Когда я говорил эти слова, мне показалось, что в зале сверкнул ослепительно яркий луч света, вонзившись прямо в глаз Духа Оленя. При этом он так ослабел, что я прямо-таки чувствовал, как сила и отвага уходят из него. Он начал омерзительно содрогаться в приступах рвоты. Она хлынула потоком на его собственные подбородок и грудь, но я чуть не умер от тошнотворной ее вони.

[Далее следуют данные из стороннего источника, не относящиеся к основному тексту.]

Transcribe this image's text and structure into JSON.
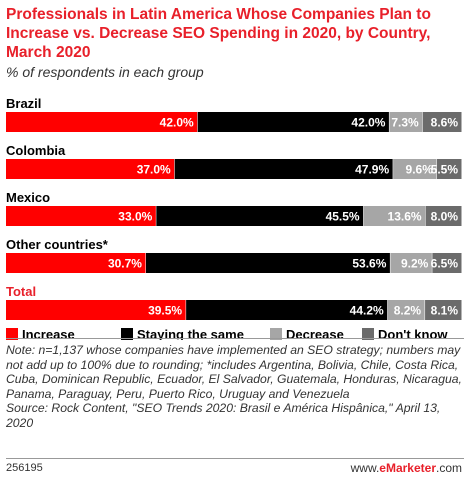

Ужасен был пронзительный, устремленный на меня предсмертный взгляд моего врага, полный муки и ненависти. Ничто из того, что я видел в жизни, не повергало меня в такой страх. Я увидел его смертоносный взгляд в проблеске проникшего в зал света и услышал, как он, давясь, прохрипел:

— Ты проделал тяжкий путь, босым прошел по мечу-мосту, чтобы найти меня, Мирддин, но мне кажется, что ты не удивишься, когда узнаешь, что от меня большой выгоды ты не получишь. Вот что скажу я тебе: ты обрел лишь половину той силы, которую получил бы, если бы не искал меня Я не могу теперь отнять у тебя ту силу, которой ты ныне обладаешь, но я могу устроить так, что ты никогда не станешь сильнее, чем сейчас. И все же ты обладаешь такой силой, за которую многие дорого бы дали. Ты уже прославлен мудростью и деяньями своими, но грядет время тумана битвы, резни и предательства, и многие твои деяния обернутся для тебя бедой, и гибель ждет тебя в конце. Ты станешь изгоем, будешь жить в одиночестве, тебя будут преследовать и ненавидеть. А сейчас я налагаю на тебя проклятье — перед тобой всегда будут мои глаза! И нерадостно будет тебе это видение в час одиночества, и может быть, именно это приведет тебя к гибели! Не могу отрицать, что этот злобный взгляд эллила, даже подернутый пеленой смерти, вселил мне в душу страшное предчувствие. Проклятье умирающего — человека или призрака — обладает злобной мощью, которой лишь немногие могут противостоять безнаказанно. И хотя смерть уже окутала его своим холодным плащом, сила и могущество демона еще не иссякли.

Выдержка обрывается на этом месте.